Sea Level#
Sea level is the height of the ocean surface. Rising sea level is a crucial issue for many islands in the Pacific. It causes ocean inundation, increased coastal flooding when coupled with waves, and shoreline erosion that damages built and natural infrastructure (Marra et al., 2012; Miles et al., 2020). Impacts of higher sea levels also occur because of saltwater intrusion and inundation of aquifers affects domestic water supplies, and salinization and flood damage affects agriculture.
Changes in mean sea level are indicative of overall warming of the ocean and melting of ice on land. Changes in absolute sea level relative to Earth’s center are measured by satellite altimeters (e.g., EU Copernicus and NASA/CNES). Changes in sea level relative to the elevation of the land at a particular location are measured by a tide gauges, like the one in Palau at Malakal operated by the University of Hawaii Sea Level Center. Differences between the two measurements can arise from vertical land motion (e.g., associated with some earthquakes), regional oceanographic conditions like currents, and changes to the earth’s gravitational field.
In addition to variability from place to place, sea level is highly variable over time. For Palau, the highest sea levels tend to occur in the late boreal summer to early fall, in association with the perigean spring or “king tides” that can result in minor flooding (SPC 2022, UHSLC 2025). Large sea level fluctuations in the western North Pacific are also associated with ENSO: Below-normal sea levels are typical during El Niño events and above-normal sea levels during La Niña (Marra et al., 2012; Widlansky et al., 2014).

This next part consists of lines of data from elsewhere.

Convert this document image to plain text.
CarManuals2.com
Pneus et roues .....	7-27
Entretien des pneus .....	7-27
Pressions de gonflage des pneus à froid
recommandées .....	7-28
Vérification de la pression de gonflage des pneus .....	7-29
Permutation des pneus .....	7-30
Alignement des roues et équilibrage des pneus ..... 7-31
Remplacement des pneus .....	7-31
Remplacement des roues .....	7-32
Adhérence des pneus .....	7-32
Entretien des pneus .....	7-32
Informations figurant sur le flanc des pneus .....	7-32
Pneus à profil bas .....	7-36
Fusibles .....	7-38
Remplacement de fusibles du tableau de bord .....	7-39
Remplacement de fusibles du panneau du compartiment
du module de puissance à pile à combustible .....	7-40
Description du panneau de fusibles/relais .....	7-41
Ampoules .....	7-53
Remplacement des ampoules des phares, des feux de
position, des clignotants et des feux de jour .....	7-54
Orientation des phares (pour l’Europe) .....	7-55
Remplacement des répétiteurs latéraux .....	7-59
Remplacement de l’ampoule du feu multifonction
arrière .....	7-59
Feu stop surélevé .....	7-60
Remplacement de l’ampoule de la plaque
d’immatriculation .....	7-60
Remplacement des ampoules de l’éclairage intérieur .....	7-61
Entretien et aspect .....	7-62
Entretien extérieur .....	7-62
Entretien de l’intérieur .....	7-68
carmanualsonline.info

In this section we look at four indicators of sea level change. For our first indicator, we’ll be creating a table, a map, and a time series plot of absolute and regional sea level change at the Malakal, Palau tide gauge station from 1993-2022. Absolute sea level, typically measured by satellite altimetry, refers to the height of the sea surface relative to a reference ellipsoid. Here, we’ll use the global ocean gridded L4 Sea Level Anomalies (SLA) available from Copernicus, which is the sea surface height (SSH) minus the mean sea surface (MSS), where the MSS is the temporal mean of SSH over a given period. Relative sea level is measured by a tide gauge, and is the sea level relative to land at that location. We will be using observations form the Malakal tide gauge to assess relative sea level. Differences between the two measurements can arise from vertical land motion, regional oceanographic conditions like currents, and changes to the gravitational field (affecting the geoid). Our second indicator looks at sea level anomalies on a regional and local (tide gauge) scale, using the same two datasets. Larger scale anomalies are common with ENSO-related sea level patterns.
For the third indicator, using observations form the Malakal tide gauge, we will look at change in the frequency of minor flooding. Minor flooding (also commonly referred to as high or king tide flooding, nuisance flooding) can occur when exceptionally high tides combine with large waves and/or other oceanic and atmospheric phenomena that raise the coastal water level. Here, a minor flood day is defined as a day in which the sea level at the tide gauge reaches or exceeds 30 cm above MHHW for at least one hour. Lastly, we will look at the top 10 high and low sea levels at the tide gauge for our fourth indicator. Ranking extreme sea levels helps us quickly put high and low water levels into historical context with relatively little coding effort.